Он обернулся и увидел – меня.
– Витглиц… Кто вас спрашивал?!
Досада. Боль. Разочарование.
Это… Это его чувства? Или мои? Я видела, как подрагивают очертания Куарэ: он балансировал на страшной грани, и я сама, кажется, тоже, потому что Старк переводил взгляд с Куарэ на меня, с меня на Куарэ, и его кисть сдвинулась – на сантиметр, не больше, – к большому карману на животе, из которого пахло термохимической смертью.
Просто большой пистолет с особыми патронами.
Просто-просто.
В каморке терпко пахло бедой, а потом все пропало.
– Убирайтесь, – сказал инспектор. – Оба.
– В смысле? – переспросил Куарэ.
– В прямом.
Старк потер переносицу – средним и указательным пальцами, и секунды шуршали между его движениями. Неприятный взгляд, поняла я. Матиас Старк держал в поле зрения сразу нас обоих – цепко, уверенно, с привкусом металла.
– Витглиц, проследите, чтобы Куарэ уяснил себе рабочую терминологию проводника. Все степени ударов и градиенты цвета. Ясно? Я не хочу вести допрос на языке ваших тарабарских метафор.
Который раз слова директора возвращаются ко мне? Пожалуй, я не хочу на самом деле это знать. Я просто подготовлю замену. И буду поменьше об этом думать.
За дверью Куарэ сел на пол. Взял и сел. Все нормально, если подумать.
В коридоре подсобного крыла было пусто, а прямо напротив каморки садовника по стене шла трещина. Она не намного младше, чем само здание лицея, и уж точно старше, чем я. Я стояла, смотрела в бездну змеистого раскола – простой прорехи в простой штукатурке, – и честно пыталась понять, как же мне поступить.
Я совершенно не представляла, что делать в таких ситуациях. Ну а трещина… Трещина упорно не хотела подсказать идею.
Он молчал, и даже если бы заговорил – ни к чему хорошему это не привело. Можно попробовать решить эту задачу, как обычную психолого- педагогическую ситуацию. Можно, конечно. Только вот ни в одной предлагаемой ситуации мне не попадалось таких условий. Я прикрыла глаза.
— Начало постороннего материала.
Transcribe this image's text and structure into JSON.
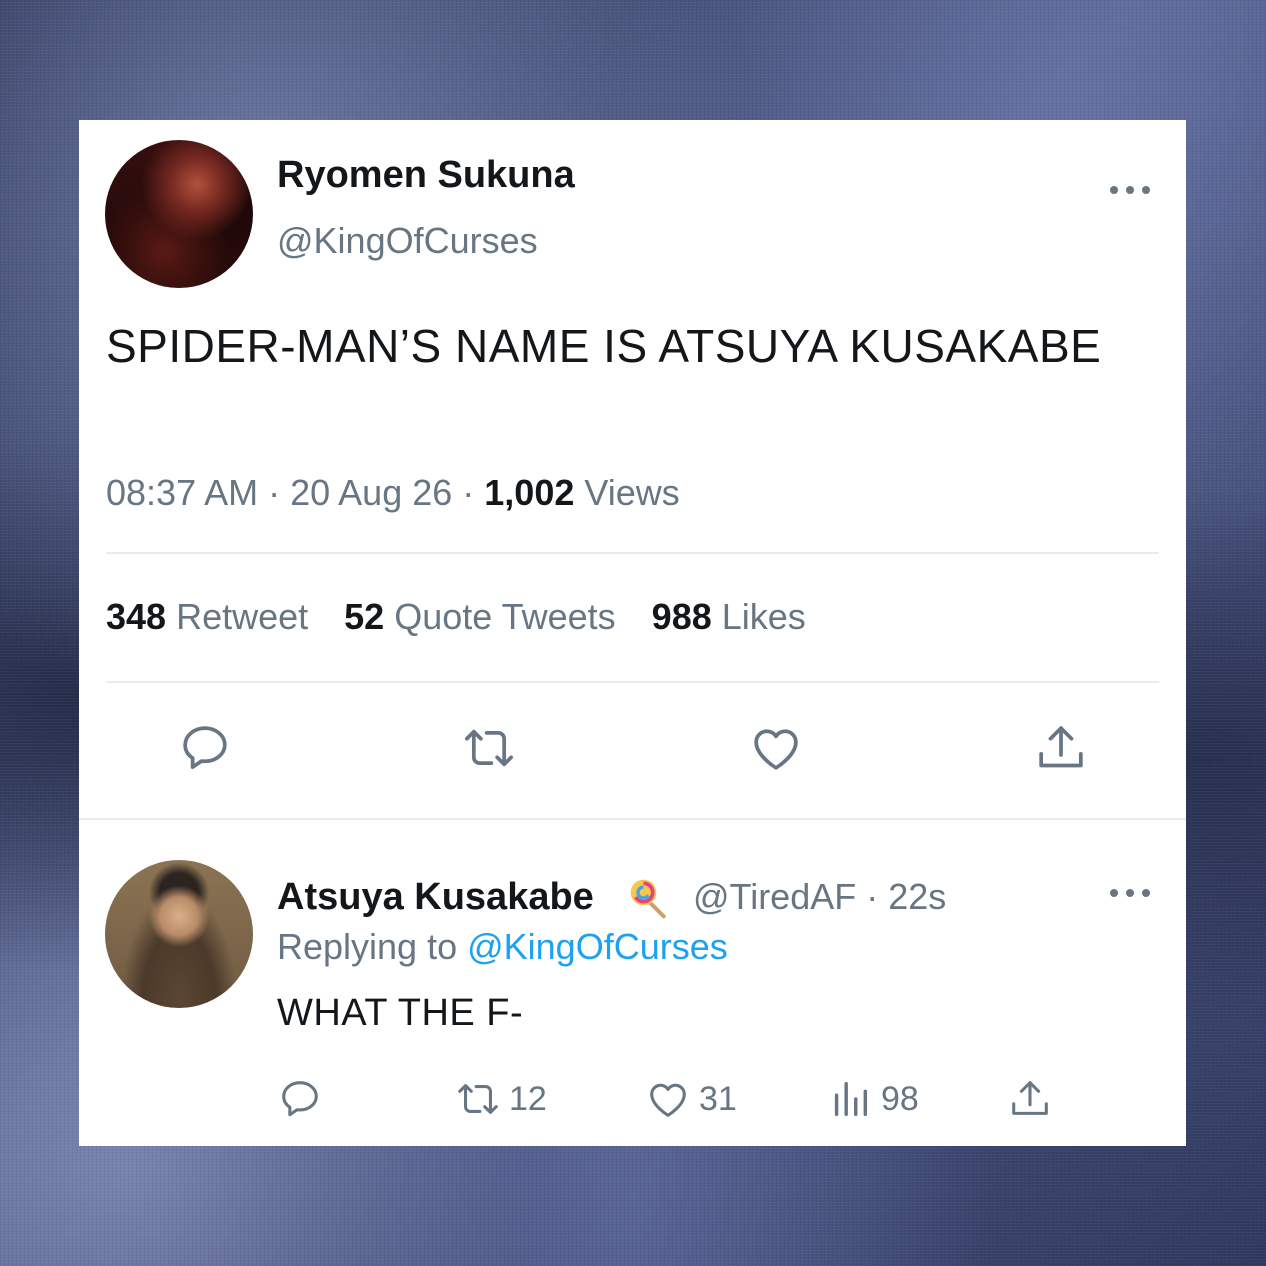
{
  "tweet": {
    "author_name": "Ryomen Sukuna",
    "author_handle": "@KingOfCurses",
    "text": "SPIDER-MAN’S NAME IS ATSUYA KUSAKABE",
    "time": "08:37 AM",
    "sep1": " · ",
    "date": "20 Aug 26",
    "sep2": " · ",
    "views_count": "1,002",
    "views_label": " Views",
    "retweets_count": "348",
    "retweets_label": " Retweet",
    "quotes_count": "52",
    "quotes_label": " Quote Tweets",
    "likes_count": "988",
    "likes_label": " Likes",
    "actions": [
      "reply-icon",
      "retweet-icon",
      "like-icon",
      "share-icon"
    ]
  },
  "reply": {
    "author_name": "Atsuya Kusakabe",
    "badge_icon": "lollipop-icon",
    "handle_time": "@TiredAF · 22s",
    "replying_prefix": "Replying to ",
    "replying_handle": "@KingOfCurses",
    "text": "WHAT THE F-",
    "retweet_count": "12",
    "like_count": "31",
    "views_count": "98"
  },
  "colors": {
    "text_primary": "#14171a",
    "text_secondary": "#687684",
    "link": "#1da1f2",
    "divider": "#e6ecf0",
    "card_bg": "#ffffff"
  }
}
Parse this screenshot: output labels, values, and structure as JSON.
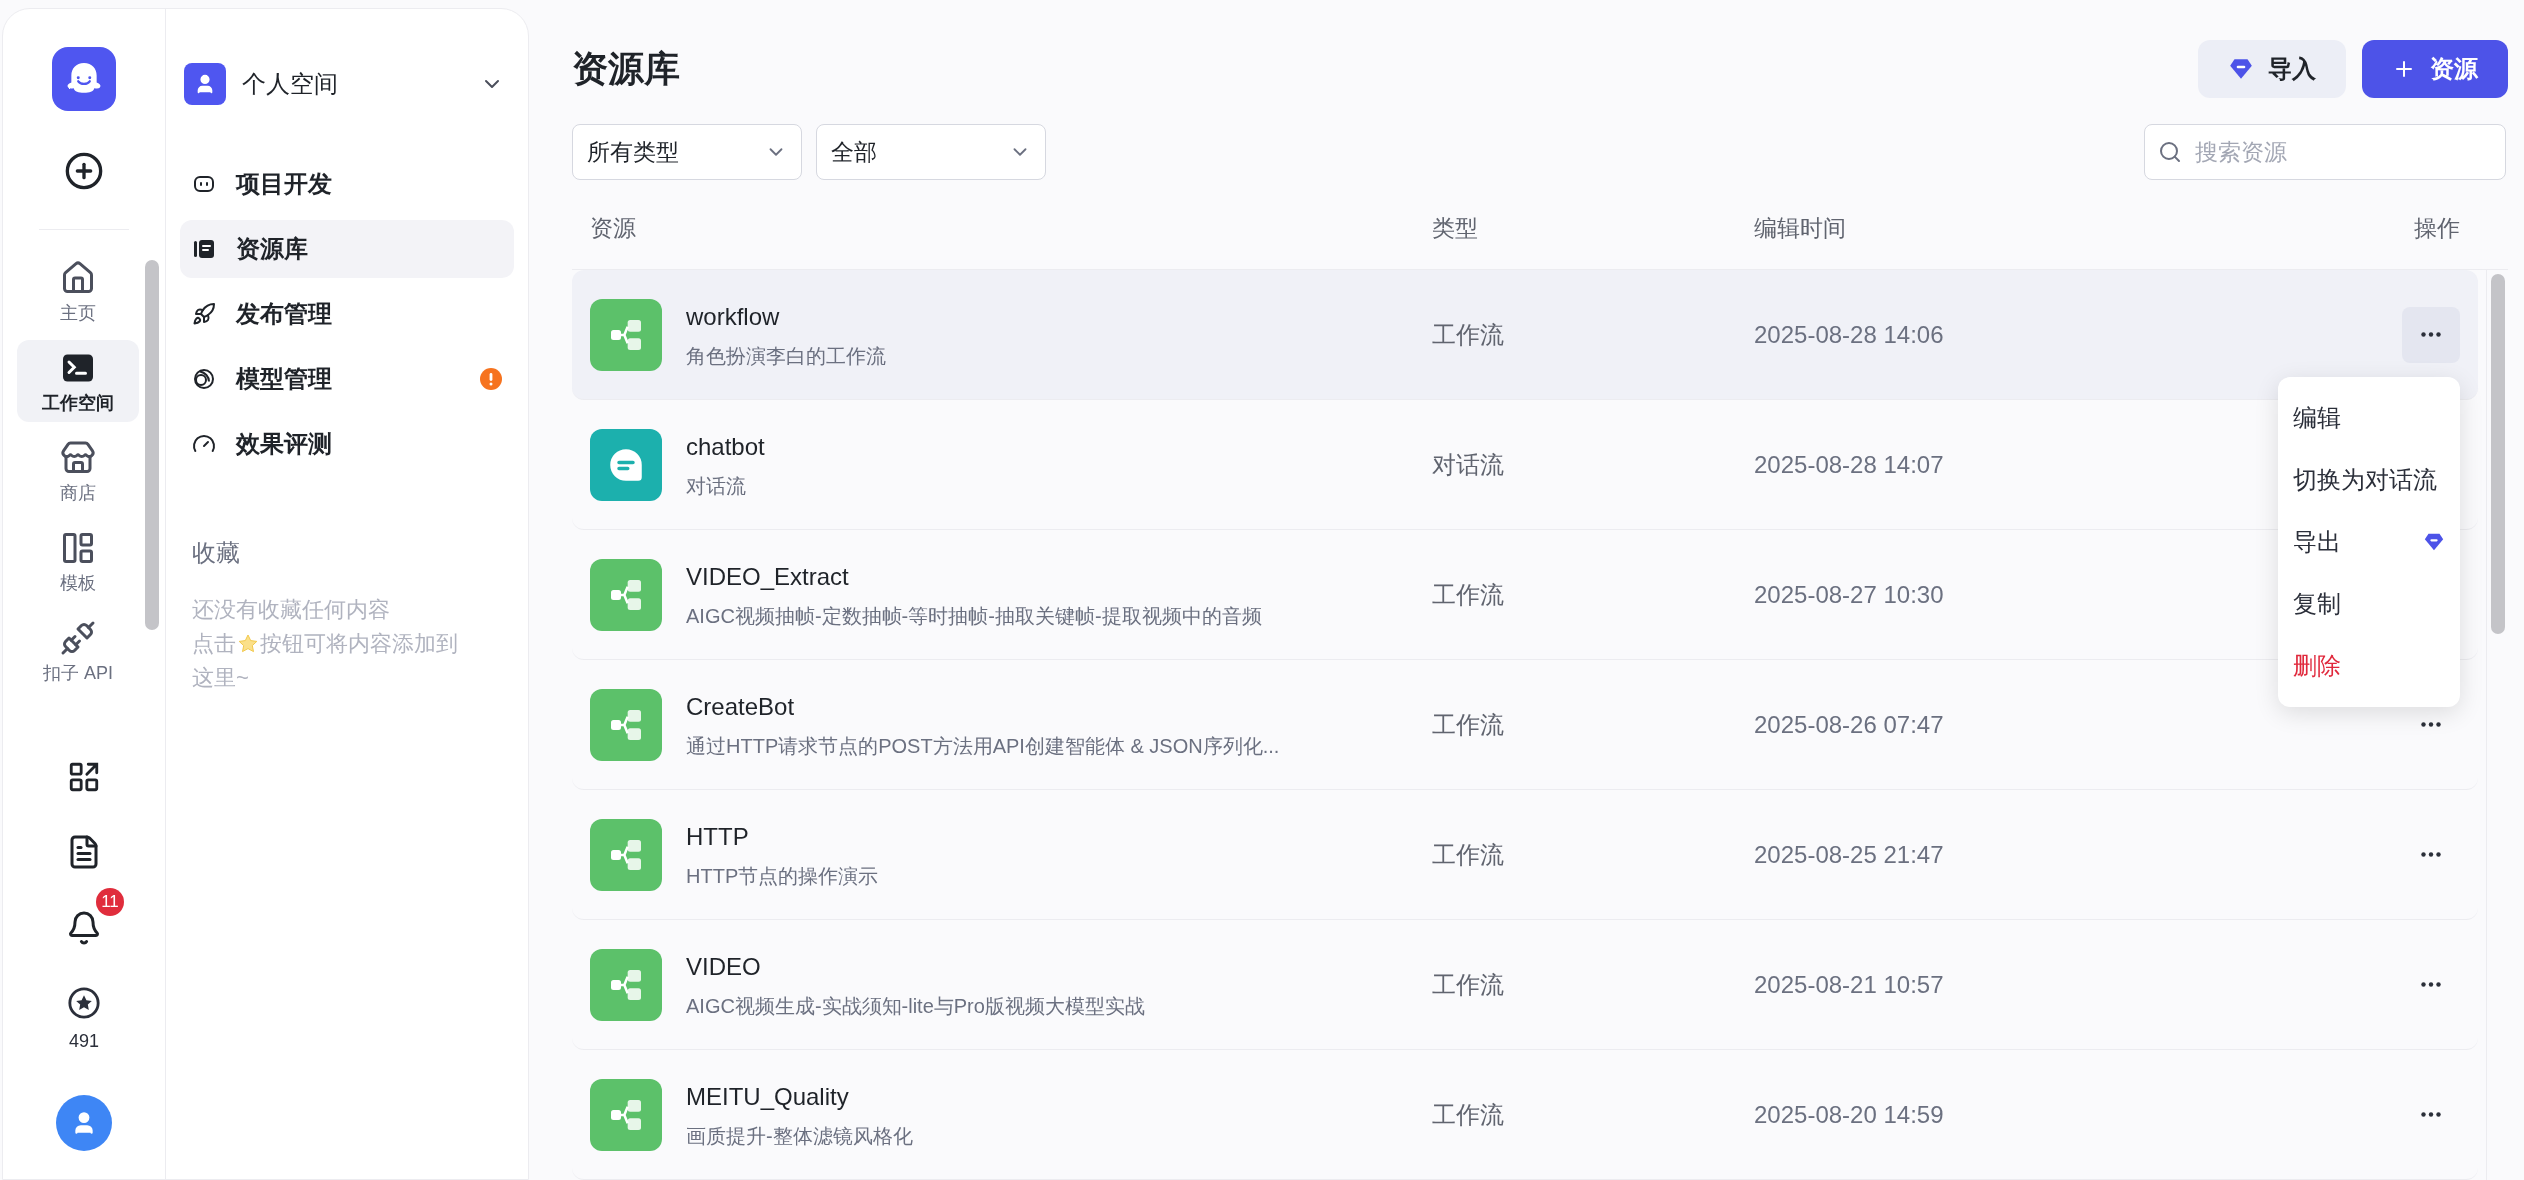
{
  "rail": {
    "nav": [
      {
        "label": "主页",
        "selected": false
      },
      {
        "label": "工作空间",
        "selected": true
      },
      {
        "label": "商店",
        "selected": false
      },
      {
        "label": "模板",
        "selected": false
      },
      {
        "label": "扣子 API",
        "selected": false
      }
    ],
    "notification_badge": "11",
    "points": "491"
  },
  "sidebar": {
    "space": "个人空间",
    "items": [
      {
        "label": "项目开发",
        "selected": false,
        "alert": false
      },
      {
        "label": "资源库",
        "selected": true,
        "alert": false
      },
      {
        "label": "发布管理",
        "selected": false,
        "alert": false
      },
      {
        "label": "模型管理",
        "selected": false,
        "alert": true
      },
      {
        "label": "效果评测",
        "selected": false,
        "alert": false
      }
    ],
    "favorites": {
      "title": "收藏",
      "empty_line_1": "还没有收藏任何内容",
      "empty_before_star": "点击",
      "empty_after_star": "按钮可将内容添加到",
      "empty_line_3": "这里~"
    }
  },
  "main": {
    "title": "资源库",
    "import_button": "导入",
    "add_button": "资源",
    "filters": [
      {
        "value": "所有类型"
      },
      {
        "value": "全部"
      }
    ],
    "search": {
      "placeholder": "搜索资源"
    },
    "columns": [
      "资源",
      "类型",
      "编辑时间",
      "操作"
    ],
    "rows": [
      {
        "kind": "workflow",
        "name": "workflow",
        "description": "角色扮演李白的工作流",
        "type": "工作流",
        "time": "2025-08-28 14:06",
        "selected": true
      },
      {
        "kind": "chatflow",
        "name": "chatbot",
        "description": "对话流",
        "type": "对话流",
        "time": "2025-08-28 14:07",
        "selected": false
      },
      {
        "kind": "workflow",
        "name": "VIDEO_Extract",
        "description": "AIGC视频抽帧-定数抽帧-等时抽帧-抽取关键帧-提取视频中的音频",
        "type": "工作流",
        "time": "2025-08-27 10:30",
        "selected": false
      },
      {
        "kind": "workflow",
        "name": "CreateBot",
        "description": "通过HTTP请求节点的POST方法用API创建智能体 & JSON序列化...",
        "type": "工作流",
        "time": "2025-08-26 07:47",
        "selected": false
      },
      {
        "kind": "workflow",
        "name": "HTTP",
        "description": "HTTP节点的操作演示",
        "type": "工作流",
        "time": "2025-08-25 21:47",
        "selected": false
      },
      {
        "kind": "workflow",
        "name": "VIDEO",
        "description": "AIGC视频生成-实战须知-lite与Pro版视频大模型实战",
        "type": "工作流",
        "time": "2025-08-21 10:57",
        "selected": false
      },
      {
        "kind": "workflow",
        "name": "MEITU_Quality",
        "description": "画质提升-整体滤镜风格化",
        "type": "工作流",
        "time": "2025-08-20 14:59",
        "selected": false
      }
    ],
    "menu": [
      {
        "label": "编辑",
        "kind": "normal"
      },
      {
        "label": "切换为对话流",
        "kind": "normal"
      },
      {
        "label": "导出",
        "kind": "premium"
      },
      {
        "label": "复制",
        "kind": "normal"
      },
      {
        "label": "删除",
        "kind": "danger"
      }
    ]
  }
}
Вина. Вопреки всему, он уверяет себя, что виновен в смерти Новак, хотя это не правда.
Он болен, он приехал на призыв присоединиться к делу матери – и убил сначала одного ребенка, а потом и второго – уже пытаясь помочь.
Я могу копаться в чужой боли долго. Иногда – слишком долго, так долго, что давно уже пора открыть глаза на несколько простых вещей.
Первое: Кэт умерла по вине Ангела – что бы там ни сделал Куарэ, ему пришлось вторгаться в личность ученицы не просто так.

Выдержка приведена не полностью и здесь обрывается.